La commission rejette l'amendement.
La commission examine les amendements identiques AE168 de M. Jean-Luc Mélenchon, AE298 de Mme Bérengère Poletti, AE509 de M. Hubert Julien-Laferrière et AE543 de Mme Frédérique Dumas.
Vous nous expliquerez probablement, monsieur le secrétaire d'État, monsieur le rapporteur, que vous allez le faire et que ce n'est pas la peine de l'inscrire dans la loi, mais nous persistons à penser que notre objectif doit figurer dans le texte. Or celui-ci ne va pas au-delà de 2022. Nous voulons préciser que 0,7 % du revenu national brut sera consacré à cette politique d'ici à 2025. Au-delà des engagements pris par le Président de la République, il est important d'inscrire dans le marbre de la loi la trajectoire que nous voulons emprunter, quels que soient les changements possibles en 2022.
J'observe que le ministre et le rapporteur n'arrêtent pas d'acter des accords à l'occasion d'amendements auxquels ils donnent des avis défavorables. Ils pourraient essayer de faire l'inverse à propos de l'amendement AE298 (Sourires).

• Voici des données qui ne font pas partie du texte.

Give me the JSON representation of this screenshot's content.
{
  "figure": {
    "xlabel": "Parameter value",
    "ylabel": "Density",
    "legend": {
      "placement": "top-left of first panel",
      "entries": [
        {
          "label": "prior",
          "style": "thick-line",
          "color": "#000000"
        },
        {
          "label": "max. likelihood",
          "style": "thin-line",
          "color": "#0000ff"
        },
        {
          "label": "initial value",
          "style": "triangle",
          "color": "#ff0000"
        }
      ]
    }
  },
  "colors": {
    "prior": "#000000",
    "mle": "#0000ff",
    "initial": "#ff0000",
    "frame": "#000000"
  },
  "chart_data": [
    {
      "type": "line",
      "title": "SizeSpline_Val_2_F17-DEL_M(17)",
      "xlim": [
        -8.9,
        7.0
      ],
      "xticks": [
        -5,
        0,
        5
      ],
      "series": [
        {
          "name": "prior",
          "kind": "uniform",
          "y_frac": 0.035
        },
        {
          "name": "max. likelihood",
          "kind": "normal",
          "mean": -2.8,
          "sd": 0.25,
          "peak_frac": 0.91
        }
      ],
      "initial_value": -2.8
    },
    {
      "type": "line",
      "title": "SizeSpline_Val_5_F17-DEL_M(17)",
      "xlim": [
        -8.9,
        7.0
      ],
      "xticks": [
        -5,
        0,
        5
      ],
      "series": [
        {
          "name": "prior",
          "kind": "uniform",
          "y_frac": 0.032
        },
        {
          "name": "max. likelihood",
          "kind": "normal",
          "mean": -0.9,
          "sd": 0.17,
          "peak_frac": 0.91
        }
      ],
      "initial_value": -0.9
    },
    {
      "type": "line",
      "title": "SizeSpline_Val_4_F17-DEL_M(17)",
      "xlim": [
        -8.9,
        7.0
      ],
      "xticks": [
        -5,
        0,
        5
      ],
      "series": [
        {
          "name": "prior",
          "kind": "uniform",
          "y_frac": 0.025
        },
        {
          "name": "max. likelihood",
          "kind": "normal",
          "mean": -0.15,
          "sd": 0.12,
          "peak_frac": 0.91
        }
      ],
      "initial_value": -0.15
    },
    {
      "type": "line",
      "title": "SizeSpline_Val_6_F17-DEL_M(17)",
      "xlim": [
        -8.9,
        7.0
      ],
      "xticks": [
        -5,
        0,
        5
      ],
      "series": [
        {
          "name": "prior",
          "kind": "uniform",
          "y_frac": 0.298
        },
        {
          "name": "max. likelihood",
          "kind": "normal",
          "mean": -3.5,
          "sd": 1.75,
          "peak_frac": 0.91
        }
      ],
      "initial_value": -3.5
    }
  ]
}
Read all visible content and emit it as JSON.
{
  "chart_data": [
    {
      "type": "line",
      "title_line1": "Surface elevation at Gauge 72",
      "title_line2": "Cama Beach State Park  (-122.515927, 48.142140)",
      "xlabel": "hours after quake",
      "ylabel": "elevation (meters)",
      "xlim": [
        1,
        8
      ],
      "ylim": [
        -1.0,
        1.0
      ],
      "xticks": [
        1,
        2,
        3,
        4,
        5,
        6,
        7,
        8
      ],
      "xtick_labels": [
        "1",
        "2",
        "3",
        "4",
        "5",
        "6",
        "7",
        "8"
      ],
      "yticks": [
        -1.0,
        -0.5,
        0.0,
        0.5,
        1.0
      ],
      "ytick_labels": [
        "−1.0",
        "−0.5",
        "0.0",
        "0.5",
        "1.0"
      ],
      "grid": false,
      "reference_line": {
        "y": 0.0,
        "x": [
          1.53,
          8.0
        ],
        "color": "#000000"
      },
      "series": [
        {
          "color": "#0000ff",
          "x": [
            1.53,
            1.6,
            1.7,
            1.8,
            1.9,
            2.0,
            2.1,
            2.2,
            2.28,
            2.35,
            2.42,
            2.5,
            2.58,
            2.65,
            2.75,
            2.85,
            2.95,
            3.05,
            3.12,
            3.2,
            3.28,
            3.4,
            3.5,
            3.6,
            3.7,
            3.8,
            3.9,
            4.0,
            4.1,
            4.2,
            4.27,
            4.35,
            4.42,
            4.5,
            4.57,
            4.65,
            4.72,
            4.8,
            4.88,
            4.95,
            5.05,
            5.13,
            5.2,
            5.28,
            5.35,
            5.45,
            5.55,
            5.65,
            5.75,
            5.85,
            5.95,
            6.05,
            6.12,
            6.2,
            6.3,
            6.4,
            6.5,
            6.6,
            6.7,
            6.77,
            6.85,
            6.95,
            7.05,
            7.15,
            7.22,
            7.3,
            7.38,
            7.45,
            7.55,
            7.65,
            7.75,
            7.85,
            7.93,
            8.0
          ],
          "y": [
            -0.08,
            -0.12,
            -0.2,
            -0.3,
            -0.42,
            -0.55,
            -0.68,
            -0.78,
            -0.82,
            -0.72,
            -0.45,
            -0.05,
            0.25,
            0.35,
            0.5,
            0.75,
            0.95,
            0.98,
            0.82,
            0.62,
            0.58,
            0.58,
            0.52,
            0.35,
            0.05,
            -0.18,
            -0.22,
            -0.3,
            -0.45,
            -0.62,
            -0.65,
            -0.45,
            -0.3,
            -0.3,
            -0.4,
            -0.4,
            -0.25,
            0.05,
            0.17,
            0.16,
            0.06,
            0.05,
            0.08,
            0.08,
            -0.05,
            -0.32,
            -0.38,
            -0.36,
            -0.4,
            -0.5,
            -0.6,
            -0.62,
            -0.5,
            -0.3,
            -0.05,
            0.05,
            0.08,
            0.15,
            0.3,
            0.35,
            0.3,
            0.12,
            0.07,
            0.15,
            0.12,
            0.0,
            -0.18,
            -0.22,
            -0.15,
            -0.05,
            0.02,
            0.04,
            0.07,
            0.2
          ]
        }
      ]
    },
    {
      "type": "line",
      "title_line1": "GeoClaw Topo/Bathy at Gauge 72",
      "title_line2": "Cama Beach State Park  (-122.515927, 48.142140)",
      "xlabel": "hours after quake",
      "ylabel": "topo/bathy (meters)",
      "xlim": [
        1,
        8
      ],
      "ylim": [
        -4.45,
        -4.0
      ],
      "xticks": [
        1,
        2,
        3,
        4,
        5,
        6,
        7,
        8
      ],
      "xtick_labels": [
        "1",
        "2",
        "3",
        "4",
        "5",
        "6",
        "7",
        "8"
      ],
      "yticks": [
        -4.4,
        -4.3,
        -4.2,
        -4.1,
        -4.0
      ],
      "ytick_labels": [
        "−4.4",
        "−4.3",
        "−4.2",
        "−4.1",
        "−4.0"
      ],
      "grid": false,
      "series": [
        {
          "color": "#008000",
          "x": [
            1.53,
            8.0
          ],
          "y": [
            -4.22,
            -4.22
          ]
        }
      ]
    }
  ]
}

Nous avons déjà largement débattu de l'objectif, qui a désormais cinquante ans, de consacrer 0,7 % du RNB à l'aide publique au développement. Le retard cumulé s'élève, je crois, à 200 milliards d'euros. Fixer un objectif quantitatif n'interdit pas d'être intelligent et d'essayer d'améliorer notre aide.
J'ai été un peu attristé par le débat qui a eu lieu tout à l'heure. On a affirmé à ma gauche que l'aide n'avait pas augmenté depuis le début de la législature ; Sylvain Waserman a répondu que l'objectif de 0,55 % était tenu et que la question se résumait à cela. Or l'engagement, oral, qui a été pris compte tenu de la baisse du RNB concernait la trajectoire en valeur absolue. Il y a eu, évidemment, une hausse sans précédent des crédits consacrés à l'APD sous ce quinquennat, mais l'engagement pris par certains ministres et par la majorité n'est pas tout à fait respecté : il manque un peu d'argent par rapport aux 15 milliards d'euros
S'agissant de l'objectif de 0,7 %, il me semble important que la France respecte au moins en 2025 l'engagement qui a été pris. Il y va de l'image singulière que notre pays occupe sur la scène internationale.
L'amendement AE543 est également défendu. À la suite du débat de ce matin, j'attends avec impatience la nouvelle rédaction et le travail intellectuel sur les indicateurs qui ont été annoncés.
Le dernier point est au-dessus de mes moyens d'ici à la séance mais j'ai bon espoir que l'on aboutisse, pour le reste, à une solution permettant de tous nous satisfaire.
Même avis. Jean-Yves Le Drian a été clair sur ce point.
La commission rejette les amendements.
Elle est saisie des amendements identiques AE512 de M. Hubert Julien-Laferrière et AE145 de M. Jean-Paul Lecoq.
Nous devons renforcer la part bilatérale de notre aide publique au développement, qui a trop longtemps – avant 2017 – servi de variable d'ajustement budgétaire : elle a diminué contrairement à l'aide multilatérale, en raison de nos engagements pluriannuels. Il ne faudrait pas que cela entretienne, pour autant, une petite musique sur l'efficacité de l'aide multilatérale – on se demande, par exemple, si elle n'est pas un peu bureaucratique. Dans certains domaines, tels que la santé mondiale, on obtiendrait beaucoup moins de résultats si l'aide multilatérale n'était pas renforcée. L'amendement AE512 vise à ne pas oublier cette dimension, surtout après la création d'ACTA (ACT-Accelerator) : nous préciserons que l'aide bilatérale doit « notamment » être renforcée.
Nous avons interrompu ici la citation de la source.